La contestazione diretta viene così utilizzata per giustificare la chiusura delle istituzioni – decisa e praticata da tempo – e preparare eventualmente l’opinione pubblica al giro di vite repressivo: lo sgombero. Quando i senza-diritti osano chiedere rispetto rivelano la loro vera natura di immeritevoli e autorizzano la classe politica ad auto-assolversi: non possiamo trattare – si dice con rammarico – con chi chiede diritti compiendo atti illegali. La verità è che non ci può essere solidarietà verso chi rivela che dietro le apparenze della democrazia rappresentativa operano spietati rapporti di potere, che fanno pagare la crisi economica a chi non ne è responsabile.

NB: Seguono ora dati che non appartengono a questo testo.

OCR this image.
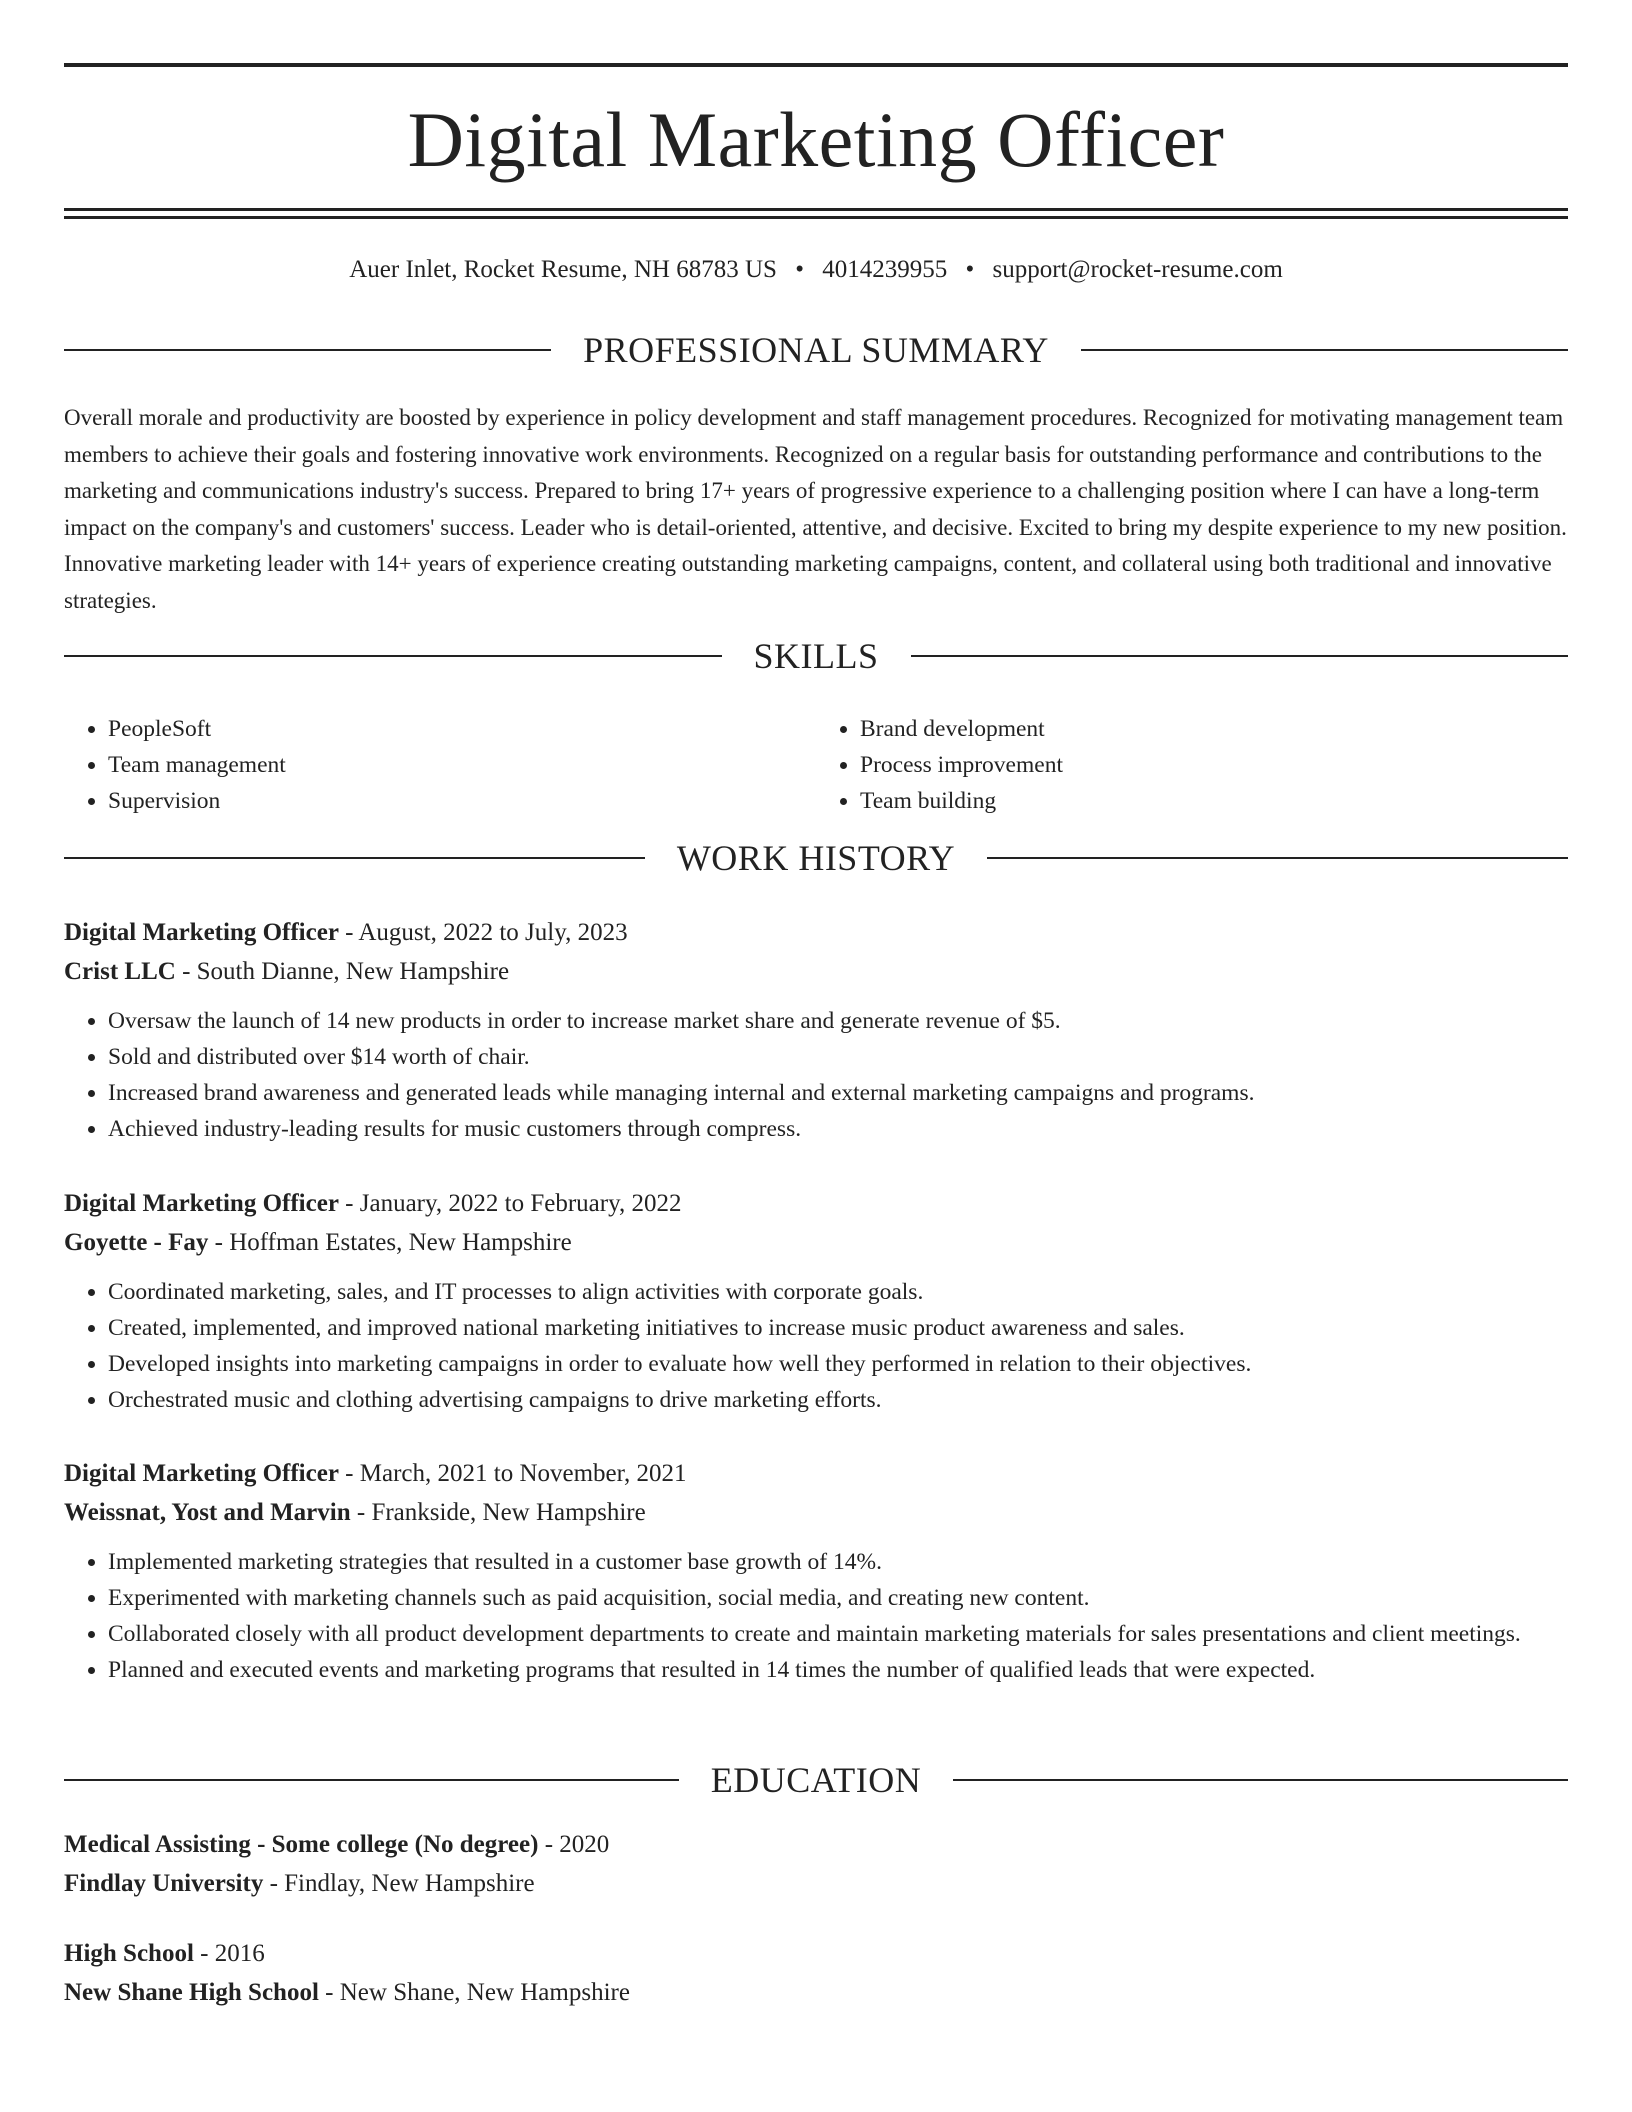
Digital Marketing Officer
Auer Inlet, Rocket Resume, NH 68783 US • 4014239955 • support@rocket-resume.com
PROFESSIONAL SUMMARY

Overall morale and productivity are boosted by experience in policy development and staff management procedures. Recognized for motivating management team members to achieve their goals and fostering innovative work environments. Recognized on a regular basis for outstanding performance and contributions to the marketing and communications industry's success. Prepared to bring 17+ years of progressive experience to a challenging position where I can have a long-term impact on the company's and customers' success. Leader who is detail-oriented, attentive, and decisive. Excited to bring my despite experience to my new position. Innovative marketing leader with 14+ years of experience creating outstanding marketing campaigns, content, and collateral using both traditional and innovative strategies.

SKILLS
• PeopleSoft
• Team management
• Supervision
• Brand development
• Process improvement
• Team building
WORK HISTORY
Digital Marketing Officer - August, 2022 to July, 2023
Crist LLC - South Dianne, New Hampshire
• Oversaw the launch of 14 new products in order to increase market share and generate revenue of $5.
• Sold and distributed over $14 worth of chair.
• Increased brand awareness and generated leads while managing internal and external marketing campaigns and programs.
• Achieved industry-leading results for music customers through compress.
Digital Marketing Officer - January, 2022 to February, 2022
Goyette - Fay - Hoffman Estates, New Hampshire
• Coordinated marketing, sales, and IT processes to align activities with corporate goals.
• Created, implemented, and improved national marketing initiatives to increase music product awareness and sales.
• Developed insights into marketing campaigns in order to evaluate how well they performed in relation to their objectives.
• Orchestrated music and clothing advertising campaigns to drive marketing efforts.
Digital Marketing Officer - March, 2021 to November, 2021
Weissnat, Yost and Marvin - Frankside, New Hampshire
• Implemented marketing strategies that resulted in a customer base growth of 14%.
• Experimented with marketing channels such as paid acquisition, social media, and creating new content.
• Collaborated closely with all product development departments to create and maintain marketing materials for sales presentations and client meetings.
• Planned and executed events and marketing programs that resulted in 14 times the number of qualified leads that were expected.
EDUCATION
Medical Assisting - Some college (No degree) - 2020
Findlay University - Findlay, New Hampshire
High School - 2016
New Shane High School - New Shane, New Hampshire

A quarant’anni dalle rivolte nei campus statunitensi, che le hanno ispirate, le parole di Hannah Arendt conservano tutta la loro forza: “Strappare la maschera di ipocrisia con la quale l’avversario copre il suo volto, rivelare le manipolazioni che gli permettono di dominare senza utilizzare mezzi violenti, lanciarsi nell’azione a rischio di essere schiacciati per proclamare la verità: queste sono ancora oggi le motivazioni di chi protesta”. La storia si ripete e, come recita l’incipit di un grande libro, è una storia di lotta tra le classi. La politica alta ha il compito di orientare questa lotta verso una società più umana. La bassa politica si limita a denunciarla quando, dopo averla alimentata, non la può più ignorare.